- Education: Monmouth College now Monmouth University
- Occupations: Software engineer and educator

= Trish Millines Dziko =

Trish Millines Dziko (born 1957) is a software engineer and educator. She co-founded Technology Access Foundation that focuses on teaching STEM concepts to underprivileged children of color.

== Early life and education ==
Dziko was born in 1957, and was adopted by Pat Millines, who raised Dziko as a single mother in New Jersey. Millines stressed to Dziko the importance of a college education as she grew up. In Dziko's senior year of high school, she acted as a caretaker for her mother, who suffered from cancer of the liver and pancreas. One month before Dziko's high school graduation, her mother died.

Dziko was the first woman to be granted a full basketball scholarship from Monmouth College (now Monmouth University) in Monmouth, New Jersey and was the first of her family to get a college education. Dziko received her B.S. in Computer Science from Monmouth College in 1979.

== Career ==
After graduating from Monmouth College, Dziko started working at the Computer Sciences Corporation in New Jersey, where she worked to develop software to test new military radar systems. In January 1985, she moved to Seattle, where she worked at Telecalc as manager of the testing department.

In 1988, Dziko began working at Microsoft Inc. in Redmond, Washington. Dziko spent almost nine years as an employee at Microsoft, promoting and advocating for diversity in corporate life. Dziko worked as the Senior Diversity Administrator for Microsoft, and, in 1995, she noted the lack of African American presence, as well as other people of color within the tech industry. She reasoned that this discrepancy could be accredited to their lack of access to technology and computers as students. During her time at Microsoft, she was part of the group that organized Blacks at Microsoft (BAM), which was the first company-led diversity organization. Dziko left Microsoft in 1996.

Dziko co-founded with Jill Hull the Technology Access Foundation (TAF), an organization based in Seattle that seeks to promote STEM skills to students of color. TAF employs an equity-driven STEM program that emphasizes critical thinking and project-based learning, integrating technology into instruction across all subjects. The organization fosters inclusive, nurturing environments by building strong relationships between teachers and students and connecting students with professionals in tech-related industries. Through its STEMbyTAF academic model, TAF aims to redefine STEM literacy and promote educational equality in communities of color and those with low income. She also promoted the tech internship program in the diverse neighborhood of Columbia City in Seattle. Dziko invested more than $150,000 in TAF, using the money she earned while working at Microsoft.

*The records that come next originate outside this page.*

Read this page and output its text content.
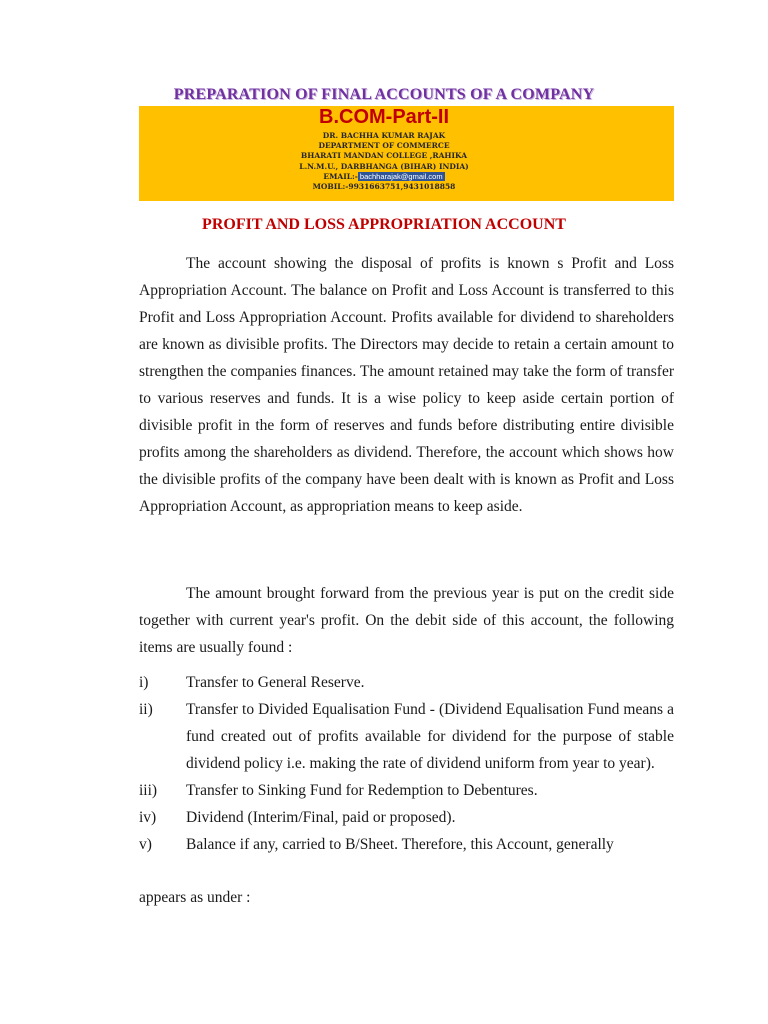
PREPARATION OF FINAL ACCOUNTS OF A COMPANY
B.COM-Part-II
DR. BACHHA KUMAR RAJAK
DEPARTMENT OF COMMERCE
BHARATI MANDAN COLLEGE ,RAHIKA
L.N.M.U., DARBHANGA (BIHAR) INDIA)
EMAIL:- bachharajak@gmail.com
MOBIL:-9931663751,9431018858
PROFIT AND LOSS APPROPRIATION ACCOUNT
The account showing the disposal of profits is known s Profit and Loss Appropriation Account. The balance on Profit and Loss Account is transferred to this Profit and Loss Appropriation Account. Profits available for dividend to shareholders are known as divisible profits. The Directors may decide to retain a certain amount to strengthen the companies finances. The amount retained may take the form of transfer to various reserves and funds. It is a wise policy to keep aside certain portion of divisible profit in the form of reserves and funds before distributing entire divisible profits among the shareholders as dividend. Therefore, the account which shows how the divisible profits of the company have been dealt with is known as Profit and Loss Appropriation Account, as appropriation means to keep aside.
The amount brought forward from the previous year is put on the credit side together with current year's profit. On the debit side of this account, the following items are usually found :
i)	Transfer to General Reserve.
ii)	Transfer to Divided Equalisation Fund - (Dividend Equalisation Fund means a fund created out of profits available for dividend for the purpose of stable dividend policy i.e. making the rate of dividend uniform from year to year).
iii)	Transfer to Sinking Fund for Redemption to Debentures.
iv)	Dividend (Interim/Final, paid or proposed).
v)	Balance if any, carried to B/Sheet. Therefore, this Account, generally
appears as under :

Since the opening of TAF Academy Dziko has continued to innovate the public school system. She also wrote a book about changes titled ‘This is the Work’.

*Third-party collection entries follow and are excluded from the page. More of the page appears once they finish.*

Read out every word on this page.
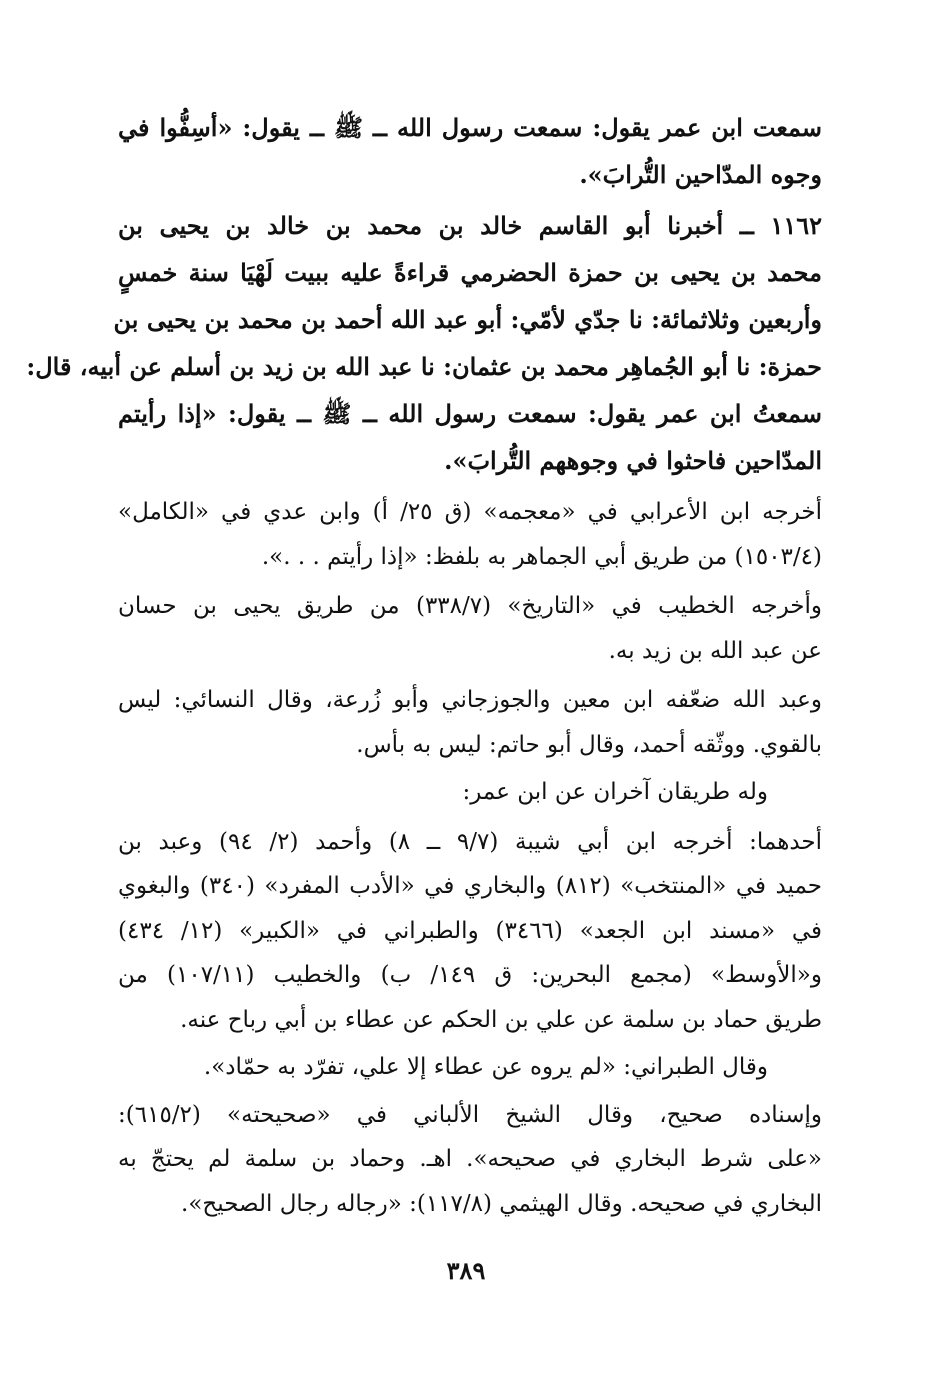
سمعت ابن عمر يقول: سمعت رسول الله ــ ﷺ ــ يقول: «أسِفُّوا في
وجوه المدّاحين التُّرابَ».
١١٦٢ ــ أخبرنا أبو القاسم خالد بن محمد بن خالد بن يحيى بن
محمد بن يحيى بن حمزة الحضرمي قراءةً عليه ببيت لَهْيَا سنة خمسٍ
وأربعين وثلاثمائة: نا جدّي لأمّي: أبو عبد الله أحمد بن محمد بن يحيى بن
حمزة: نا أبو الجُماهِر محمد بن عثمان: نا عبد الله بن زيد بن أسلم عن أبيه، قال:
سمعتُ ابن عمر يقول: سمعت رسول الله ــ ﷺ ــ يقول: «إذا رأيتم
المدّاحين فاحثوا في وجوههم التُّرابَ».
أخرجه ابن الأعرابي في «معجمه» (ق ٢٥/ أ) وابن عدي في «الكامل»
(١٥٠٣/٤) من طريق أبي الجماهر به بلفظ: «إذا رأيتم . . .».
وأخرجه الخطيب في «التاريخ» (٣٣٨/٧) من طريق يحيى بن حسان
عن عبد الله بن زيد به.
وعبد الله ضعّفه ابن معين والجوزجاني وأبو زُرعة، وقال النسائي: ليس
بالقوي. ووثّقه أحمد، وقال أبو حاتم: ليس به بأس.
وله طريقان آخران عن ابن عمر:
أحدهما: أخرجه ابن أبي شيبة (٩/٧ ــ ٨) وأحمد (٢/ ٩٤) وعبد بن
حميد في «المنتخب» (٨١٢) والبخاري في «الأدب المفرد» (٣٤٠) والبغوي
في «مسند ابن الجعد» (٣٤٦٦) والطبراني في «الكبير» (١٢/ ٤٣٤)
و«الأوسط» (مجمع البحرين: ق ١٤٩/ ب) والخطيب (١٠٧/١١) من
طريق حماد بن سلمة عن علي بن الحكم عن عطاء بن أبي رباح عنه.
وقال الطبراني: «لم يروه عن عطاء إلا علي، تفرّد به حمّاد».
وإسناده صحيح، وقال الشيخ الألباني في «صحيحته» (٦١٥/٢):
«على شرط البخاري في صحيحه». اهـ. وحماد بن سلمة لم يحتجّ به
البخاري في صحيحه. وقال الهيثمي (١١٧/٨): «رجاله رجال الصحيح».
٣٨٩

== Awards and recognition ==
In 2001, she received an Honorary Doctor of Humane Letters from Seattle University for her significant contributions to promoting diversity within the tech industry and her work towards diversity at her workplace, the Technology Access Foundation. In 2012, Dziko received the US News 100 Women Leaders in STEM. In 2018, she received the Crosscut Courage Award in Technology. Dziko is 2009 and 2023 ParentMap Superhero.

== Personal life ==
Dziko was married to Jill Hull Dziko in 2013.